The Analytics Backbone of Next-Gen Patient Support

David Laros

David Laros

Emerging next-generation patient support tools offer pharmaceutical companies the ability to deliver more tailored communications that effectively address patients’ concerns about their therapies. The end goal here is to improve adherence to prescribed therapies. There’s no need to rehash the adherence problem in the health care industry. It is a long-standing challenge, and all parties (from patients to providers to pharma companies) stand to benefit from even a slight uptick in adherence.

Patient support tools aren’t new, but the wide availability of anonymized patient-level data has enabled innovation in the space. Today, these platforms offer pharma companies the ability to take patient engagement efforts to new levels of sophistication and effectiveness by better customizing messages and delivering them at the most pivotal points in the treatment journey.

But, to unlock the full potential of these patient support tools, pharmaceutical companies must recognize the crucial role advanced analytics plays in facilitating enhanced patient engagement that yields improved adherence. These tools can deliver a meaningful return on investment for pharma companies if they marry adoption of these platforms with a sophisticated data analytics operation that includes three key components:

A multitude of data sources (from anonymized patient-level diagnosis, prescription, and medical claims data to payer data to HCP affiliation data) that companies can layer on top of each other and mine to uncover insights.

Machine learning models that help them analyze these layers of data, account for the various levers that impact adherence, and generate insights into adherence motivators for different patients (e.g., safety, efficacy, administration, cost, etc.).

Messages informed by analytics-derived insights that drive action from patients.

For pharmaceutical companies, the prescription is clear: adopt these next-gen platforms that offer more intelligent and real-time communications capabilities. But, to make the most of these platforms and ensure their communications with patients are timely, appropriate and impactful, they must construct a sturdy analytics backbone for these platforms.

A move toward more intelligent communication with patients

Pharma companies should acquire layers of data they can plug into machine learning models to uncover insights about treatment journeys and roadblocks to adherence for different categories of patients (e.g., patients in different geographies, with different comorbidities, with different payer cost structures, etc.). To acquire patient-level data, pharma companies must secure opt-ins from patients. To do so, it’s important to develop a strong patient recruitment methodology that makes clear for patients the connection between data-sharing and improved care.

A pharma company’s communications with patients must take into account the fact that each patient has a different set of concerns that affects his or her willingness to stay on therapy. For some, drug efficacy is a top concern. For others, side effects are the biggest issue. For still others, price and payer red-tape issues stand in the way of therapy starts or refills.Adherence impediments also will vary by therapy area. After all, the worries a patient may have about an oncology treatment will be vastly different from the concerns a patient has when prescribed a primary care drug.

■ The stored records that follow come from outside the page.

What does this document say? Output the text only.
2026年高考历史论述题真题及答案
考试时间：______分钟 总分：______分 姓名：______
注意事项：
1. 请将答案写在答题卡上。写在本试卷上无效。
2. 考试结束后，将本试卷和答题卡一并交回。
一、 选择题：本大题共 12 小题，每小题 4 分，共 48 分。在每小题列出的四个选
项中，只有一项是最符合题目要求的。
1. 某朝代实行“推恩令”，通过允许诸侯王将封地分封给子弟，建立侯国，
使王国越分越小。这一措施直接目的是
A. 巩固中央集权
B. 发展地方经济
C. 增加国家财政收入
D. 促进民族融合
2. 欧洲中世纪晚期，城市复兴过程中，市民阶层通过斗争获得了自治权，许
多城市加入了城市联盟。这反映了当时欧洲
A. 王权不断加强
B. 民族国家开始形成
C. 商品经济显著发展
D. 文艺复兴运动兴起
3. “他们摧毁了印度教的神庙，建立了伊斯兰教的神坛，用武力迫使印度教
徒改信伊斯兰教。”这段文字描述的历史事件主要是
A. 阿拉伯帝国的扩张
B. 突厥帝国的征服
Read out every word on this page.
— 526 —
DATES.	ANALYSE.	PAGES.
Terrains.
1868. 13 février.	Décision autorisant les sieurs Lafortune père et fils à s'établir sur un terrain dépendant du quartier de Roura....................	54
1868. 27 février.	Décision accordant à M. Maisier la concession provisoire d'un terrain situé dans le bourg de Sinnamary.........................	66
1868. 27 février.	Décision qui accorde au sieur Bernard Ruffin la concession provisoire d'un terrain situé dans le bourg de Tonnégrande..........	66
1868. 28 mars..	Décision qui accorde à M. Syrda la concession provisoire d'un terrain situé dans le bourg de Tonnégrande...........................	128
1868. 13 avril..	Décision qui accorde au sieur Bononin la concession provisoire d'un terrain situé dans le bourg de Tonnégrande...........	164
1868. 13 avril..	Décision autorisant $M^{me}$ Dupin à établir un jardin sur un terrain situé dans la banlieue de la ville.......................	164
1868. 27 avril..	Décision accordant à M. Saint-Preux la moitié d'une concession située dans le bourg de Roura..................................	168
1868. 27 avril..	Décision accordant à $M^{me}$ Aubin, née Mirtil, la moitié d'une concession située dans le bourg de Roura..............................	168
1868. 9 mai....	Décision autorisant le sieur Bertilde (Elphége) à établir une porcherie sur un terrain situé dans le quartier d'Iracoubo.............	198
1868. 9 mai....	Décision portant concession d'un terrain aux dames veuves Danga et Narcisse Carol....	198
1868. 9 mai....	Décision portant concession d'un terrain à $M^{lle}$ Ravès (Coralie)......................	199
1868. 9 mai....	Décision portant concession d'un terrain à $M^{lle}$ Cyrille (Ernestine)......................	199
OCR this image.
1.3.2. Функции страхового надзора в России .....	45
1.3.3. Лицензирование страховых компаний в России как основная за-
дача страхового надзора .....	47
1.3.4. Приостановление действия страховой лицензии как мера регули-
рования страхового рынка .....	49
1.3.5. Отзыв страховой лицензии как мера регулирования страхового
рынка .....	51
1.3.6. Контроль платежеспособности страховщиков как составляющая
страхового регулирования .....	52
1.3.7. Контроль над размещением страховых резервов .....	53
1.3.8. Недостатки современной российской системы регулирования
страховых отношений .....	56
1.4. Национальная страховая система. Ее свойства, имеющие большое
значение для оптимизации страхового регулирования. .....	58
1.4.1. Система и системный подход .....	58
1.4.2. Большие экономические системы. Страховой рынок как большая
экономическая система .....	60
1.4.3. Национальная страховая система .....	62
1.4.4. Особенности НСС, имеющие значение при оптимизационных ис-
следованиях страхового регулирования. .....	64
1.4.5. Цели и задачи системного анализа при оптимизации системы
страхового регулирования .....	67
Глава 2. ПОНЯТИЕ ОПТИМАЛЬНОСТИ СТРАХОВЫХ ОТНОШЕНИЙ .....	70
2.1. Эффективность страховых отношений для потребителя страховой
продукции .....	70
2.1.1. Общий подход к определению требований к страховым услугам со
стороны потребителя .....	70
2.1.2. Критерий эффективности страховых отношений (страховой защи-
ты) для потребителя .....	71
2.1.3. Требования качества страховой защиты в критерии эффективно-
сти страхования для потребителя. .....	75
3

Companies must aim to understand at a granular level the factors that impact adherence. From there, companies can develop more effective messaging campaigns and better assess the impact of different elements of those campaigns. The goal is to gain a 360-degree view of the patient treatment journey to enable communication that is helpful to the patient and encourages them to start and remain on important therapies, in line with a physician’s guidance. The better a pharma company understands the patients taking its drug, the more effectively it will be able to tailor messages to those patients to drive adherence. To take effective action, companies first need the comprehensive intelligence that comes from advanced analytics.

Creating a data analytics infrastructure for patient support

A pharma company’s data ecosystem should mirror the path of a drug from the health care professional to the pharmacy to the payer to the patient. A company can weave patient-level data in with position-level data, affiliation data, payer data, and campaign data from its patient support platform. Then, apply sophisticated analytics methods to gain a detailed understanding of the interplay between the many overlapping factors that influence adherence. The specific analytics methods a company uses will vary depending on what insights the company hopes to tease out of the data, but these methods can include supervised modeling, unsupervised modeling, correlation analysis, and much more.

From there, the company can start to home in on the proper timing, context and content for its patient messaging campaigns. Then, with this analytics infrastructure in place, it can more agilely adjust course as circumstances change.

The end result is more impactful content, a messaging cadence that aligns with key points in a patient’s treatment journey, and more proactive interventions to address patient concerns. For example, the introduction of a copay card at the right time can ease cost concerns. And clear and pointed messaging about the importance of taking a medicine exactly as its prescribed in order to realize promised benefits can help reinforce drug efficacy claims.

As pharma companies continue to work to become more patient centric in their commercial efforts, they must recognize the essential role a sophisticated data analytics operation plays in enabling next-generation patient support and engagement. By building a robust analytics infrastructure alongside adoption of advanced patient support platforms, pharma companies will start to communicate in more intelligent ways with patients and therefore develop more trusting relationships with patients, presenting themselves less as impersonal conglomerates and instead as key enablers of improved health.

David Laros is Vice President of Digital Strategy, Analytics and Insights at Beghou Consulting.